- Born: 16 November 1779 Desio
- Died: 1823 (aged 43–44) Monza
- Occupations: Agronomist; Botanist; Landscape architect;
- Era: 1700

= Luigi Villoresi (botanist) =

Italian agronomist, botanist, and landscape architect

Luigi Villoresi (Desio, November 16, 1779 - Monza, 1823) was an Italian agronomist, botanist and landscape architect, garden designer and rose hybridizer.

== Biography ==
The Villoresi family originates from the Kingdom of Valencia. The surname ("de Villores" in Spanish) derives from the namesake village where the family’s former residence, now the town hall, is still located. Engaged in the production and trade of wool, knowledgeable in the arts, botany, and pharmacy (learned during the Moors' occupation of Spain), in the 15th century, they moved to the Mugello region in Tuscany. From there, they established initial contacts with the Medici family and practiced as botanists, gardeners, and pharmacists in Prato, Florence, and Livorno. The first known name is Giandomenico, a gardener for the grand ducal household during the time of Leopold I around the mid-18th century.

His son Antonio moved, on the grand duke’s commission, to Lombardy to work as a gardener for the Austrian Viceroy Ferdinand of Austria-Este. In this role, he created several parks and villas in the Milan area (Villa Tittoni Traversi), gaining experience that was passed on to his son Luigi.

Luigi Villoresi graduated as a surveyor from the University of Pavia and was responsible, from 1802 to 1823, for the gardens and park of the Villa Reale in Monza. He planted the long row of plane trees that adorn the avenue leading to the villa, and during these works, he met Luigi Canonica.

Villoresi was also tasked with managing all the festivities held in the villa’s gardens. In 1805, during the coronation of Napoleon as King of Italy on May 26, he was responsible for organizing the scenery. He sent one hundred carts of flowers to Milan and transported, under his responsibility, the famous Iron Crown, always kept in the Monza Cathedral.

Canonica and Villoresi collaborated not only on the Monza Palace but also on the creation of the gardens of Villa Melzi d'Eril in Bellagio, commissioned by Duke Francesco Melzi d'Eril. Villoresi also worked on other significant gardens, such as those of the Villa Belgiojoso Bonaparte in Milan, already designed by Leopold Pollack, and took on less prestigious commissions, such as the Agazzano Castle, the gardens of Villa Alari in Cernusco sul Naviglio (MI), and the gardens of the former Perego Palace in Cremnago, as well as Villa Rescalli in Busto Garolfo.

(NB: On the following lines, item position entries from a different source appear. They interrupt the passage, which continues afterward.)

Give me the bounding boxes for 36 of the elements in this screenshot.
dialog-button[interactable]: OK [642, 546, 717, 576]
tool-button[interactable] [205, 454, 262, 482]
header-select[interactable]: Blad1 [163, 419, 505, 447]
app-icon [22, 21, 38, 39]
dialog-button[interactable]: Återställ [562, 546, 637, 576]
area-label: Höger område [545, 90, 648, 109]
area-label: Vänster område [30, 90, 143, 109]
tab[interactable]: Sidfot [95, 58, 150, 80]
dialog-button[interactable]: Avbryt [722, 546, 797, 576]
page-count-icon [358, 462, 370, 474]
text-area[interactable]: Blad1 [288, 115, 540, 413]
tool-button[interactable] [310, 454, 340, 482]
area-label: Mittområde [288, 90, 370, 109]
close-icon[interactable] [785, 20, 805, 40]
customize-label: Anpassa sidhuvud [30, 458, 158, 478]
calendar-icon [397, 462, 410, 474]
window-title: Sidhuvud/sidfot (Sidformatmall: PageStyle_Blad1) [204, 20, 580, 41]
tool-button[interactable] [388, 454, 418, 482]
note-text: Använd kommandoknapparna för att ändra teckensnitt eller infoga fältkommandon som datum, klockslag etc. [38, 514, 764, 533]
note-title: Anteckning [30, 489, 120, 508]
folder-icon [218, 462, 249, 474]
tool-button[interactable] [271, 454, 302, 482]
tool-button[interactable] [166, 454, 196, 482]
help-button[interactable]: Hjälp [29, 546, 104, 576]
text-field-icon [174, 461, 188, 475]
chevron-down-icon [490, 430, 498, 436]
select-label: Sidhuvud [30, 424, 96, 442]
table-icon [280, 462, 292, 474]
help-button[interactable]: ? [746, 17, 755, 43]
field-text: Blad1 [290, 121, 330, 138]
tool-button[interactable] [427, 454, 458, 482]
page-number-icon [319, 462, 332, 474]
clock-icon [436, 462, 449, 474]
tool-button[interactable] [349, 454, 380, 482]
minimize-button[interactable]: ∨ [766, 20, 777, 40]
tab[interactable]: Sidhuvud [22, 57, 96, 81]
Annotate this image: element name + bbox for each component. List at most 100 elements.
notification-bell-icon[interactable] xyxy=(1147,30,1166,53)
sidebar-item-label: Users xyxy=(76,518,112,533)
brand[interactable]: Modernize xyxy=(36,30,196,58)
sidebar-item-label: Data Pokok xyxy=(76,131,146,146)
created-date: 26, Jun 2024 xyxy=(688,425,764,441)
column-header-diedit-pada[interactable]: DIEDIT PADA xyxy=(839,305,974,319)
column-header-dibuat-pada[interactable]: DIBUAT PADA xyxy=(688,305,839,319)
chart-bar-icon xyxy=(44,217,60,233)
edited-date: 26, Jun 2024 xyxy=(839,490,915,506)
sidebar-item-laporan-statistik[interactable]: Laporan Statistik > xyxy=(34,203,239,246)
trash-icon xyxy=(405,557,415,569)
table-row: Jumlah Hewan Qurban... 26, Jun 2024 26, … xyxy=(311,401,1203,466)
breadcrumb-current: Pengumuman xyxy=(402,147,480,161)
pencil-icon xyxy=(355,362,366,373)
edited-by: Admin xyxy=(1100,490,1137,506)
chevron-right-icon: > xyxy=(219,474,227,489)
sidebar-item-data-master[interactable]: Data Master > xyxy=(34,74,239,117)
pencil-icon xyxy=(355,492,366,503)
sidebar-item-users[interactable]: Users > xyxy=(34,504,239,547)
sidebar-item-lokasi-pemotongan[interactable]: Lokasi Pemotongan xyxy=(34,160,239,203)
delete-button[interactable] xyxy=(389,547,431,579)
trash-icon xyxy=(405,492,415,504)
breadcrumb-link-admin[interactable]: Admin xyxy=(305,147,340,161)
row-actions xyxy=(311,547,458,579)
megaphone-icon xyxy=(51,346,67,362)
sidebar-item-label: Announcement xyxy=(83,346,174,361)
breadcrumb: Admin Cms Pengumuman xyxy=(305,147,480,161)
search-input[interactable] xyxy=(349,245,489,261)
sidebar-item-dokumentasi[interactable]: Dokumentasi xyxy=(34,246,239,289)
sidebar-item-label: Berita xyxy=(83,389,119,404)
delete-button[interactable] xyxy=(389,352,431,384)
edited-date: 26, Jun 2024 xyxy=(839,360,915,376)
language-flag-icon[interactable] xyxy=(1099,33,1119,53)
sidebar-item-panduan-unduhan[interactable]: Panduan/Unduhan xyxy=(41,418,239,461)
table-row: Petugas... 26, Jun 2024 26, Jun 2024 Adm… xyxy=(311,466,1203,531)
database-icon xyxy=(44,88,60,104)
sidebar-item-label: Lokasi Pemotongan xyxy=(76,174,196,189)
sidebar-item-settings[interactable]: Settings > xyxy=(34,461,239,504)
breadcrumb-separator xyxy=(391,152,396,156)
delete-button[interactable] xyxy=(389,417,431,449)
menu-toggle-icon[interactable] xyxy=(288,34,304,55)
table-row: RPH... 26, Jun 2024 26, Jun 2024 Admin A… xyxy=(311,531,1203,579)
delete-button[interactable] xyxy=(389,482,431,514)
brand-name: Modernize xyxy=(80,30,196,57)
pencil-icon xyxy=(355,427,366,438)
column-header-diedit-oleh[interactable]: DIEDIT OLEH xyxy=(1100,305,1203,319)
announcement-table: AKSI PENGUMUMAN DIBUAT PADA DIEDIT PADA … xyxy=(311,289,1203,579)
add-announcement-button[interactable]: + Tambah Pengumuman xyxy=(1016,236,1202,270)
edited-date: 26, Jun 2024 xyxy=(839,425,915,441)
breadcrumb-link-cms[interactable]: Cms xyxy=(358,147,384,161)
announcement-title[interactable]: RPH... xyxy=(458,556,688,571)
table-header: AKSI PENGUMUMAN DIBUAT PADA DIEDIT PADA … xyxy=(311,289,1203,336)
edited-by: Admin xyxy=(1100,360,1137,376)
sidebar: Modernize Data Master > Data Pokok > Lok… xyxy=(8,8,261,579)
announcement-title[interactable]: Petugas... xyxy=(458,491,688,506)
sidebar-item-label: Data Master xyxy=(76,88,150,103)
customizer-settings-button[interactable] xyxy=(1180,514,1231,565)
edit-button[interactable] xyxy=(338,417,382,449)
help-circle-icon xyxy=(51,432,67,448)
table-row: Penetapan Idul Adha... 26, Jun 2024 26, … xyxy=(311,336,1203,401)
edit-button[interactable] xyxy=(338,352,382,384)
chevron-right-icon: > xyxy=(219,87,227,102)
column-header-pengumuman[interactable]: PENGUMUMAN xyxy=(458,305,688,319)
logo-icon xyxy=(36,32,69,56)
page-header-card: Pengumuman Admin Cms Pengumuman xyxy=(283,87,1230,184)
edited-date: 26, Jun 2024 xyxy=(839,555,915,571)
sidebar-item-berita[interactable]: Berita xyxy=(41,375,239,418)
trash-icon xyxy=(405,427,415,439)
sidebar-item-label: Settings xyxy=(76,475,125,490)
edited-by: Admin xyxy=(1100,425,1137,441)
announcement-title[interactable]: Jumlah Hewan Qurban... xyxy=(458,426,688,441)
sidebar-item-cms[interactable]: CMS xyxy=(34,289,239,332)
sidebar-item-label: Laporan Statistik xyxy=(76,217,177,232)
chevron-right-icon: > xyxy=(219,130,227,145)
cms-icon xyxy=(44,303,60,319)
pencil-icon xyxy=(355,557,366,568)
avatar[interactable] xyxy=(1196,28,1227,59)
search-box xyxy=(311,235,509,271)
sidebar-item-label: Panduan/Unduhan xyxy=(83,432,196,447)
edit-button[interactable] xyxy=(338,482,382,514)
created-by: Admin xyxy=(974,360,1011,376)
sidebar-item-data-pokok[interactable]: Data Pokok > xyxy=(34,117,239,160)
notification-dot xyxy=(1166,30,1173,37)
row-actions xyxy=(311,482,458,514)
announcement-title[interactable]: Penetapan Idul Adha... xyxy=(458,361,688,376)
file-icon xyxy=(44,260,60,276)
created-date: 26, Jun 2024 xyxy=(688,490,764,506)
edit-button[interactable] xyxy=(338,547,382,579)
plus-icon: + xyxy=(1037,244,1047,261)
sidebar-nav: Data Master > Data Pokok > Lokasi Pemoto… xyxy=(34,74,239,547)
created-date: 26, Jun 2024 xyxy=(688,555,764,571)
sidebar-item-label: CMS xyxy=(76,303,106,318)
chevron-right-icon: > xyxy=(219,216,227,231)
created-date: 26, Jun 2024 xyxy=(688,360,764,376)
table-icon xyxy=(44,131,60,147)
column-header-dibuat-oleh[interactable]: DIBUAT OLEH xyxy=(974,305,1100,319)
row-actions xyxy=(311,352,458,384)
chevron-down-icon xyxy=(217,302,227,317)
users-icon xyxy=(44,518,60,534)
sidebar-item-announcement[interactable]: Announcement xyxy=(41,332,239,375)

Luigi Villoresi is also remembered for founding the first botanical school in Lombardy, located within the Monza Park, and for being the first rose hybridizer in Italy. The rose named after him, "Bella di Monza" (Modoetiensis Villoresi), is famous, but he created more than twenty new rose varieties of the Bengal and China types.

== Descendants ==
Luigi Villoresi married Teresa Baffa, who gave him one daughter and seven sons, two of whom became engineers and five priests. Eugenio Villoresi, the second-born, is the most well-known, having built the Canale Villoresi. The sixth-born, Andrea (a Barnabite who took the name Luigi in honor of his father), founded the Institute of Poor Clerics in Monza in 1862, where over 700 priests were trained according to the teachings of his mentor, Father Rosmini.

Four other sons became priests: Don Antonio in Desio, Don Federigo in Gallarate, Don Gaetano (Ranieri) in Socconago (Busto Arsizio), and Don Giosuè in Fabbrica Durini. The last son, Filippo, became an engineer and, like his father, dedicated himself to designing parks and gardens. The daughter, Amalia, was a lady-in-waiting to Vicereine Amalia of Bavaria and married Giuseppe Meraviglia of Vanzago. Their son, Luigi Meraviglia, collaborated with his uncle Eugenio in designing the Canale Villoresi.

There were many Luigis in the Villoresi family: besides the father and the Barnabite son, there was also a grandson. The grandson Luigi, son of Eugenio Villoresi, along with his brother Giuseppe, both engineers, worked as construction managers for the canal designed by their father. They also designed the Como–Brunate Funicular, the San Pellegrino Funicular, and the grand hydraulic work known as the "Botte Villoresi", beneath the Secchia River for the reclamation of the Mantuan countryside (over 30,000 hectares of land). On November 19, 1905, he was appointed Knight of Labor. Gigi Villoresi, great-grandson of the botanist, was one of Italy’s most famous race car drivers. He raced for the Maserati, Ferrari, and Lancia teams from 1935 to 1958, when he won first place in the prestigious Acropolis Rally in Greece. Among the descendants is also Renato Villoresi (1917–1944), Captain of the Royal Army Artillery, soldier, and partisan, martyr of the Fosse Ardeatine, awarded the Gold Medal of Military Valor.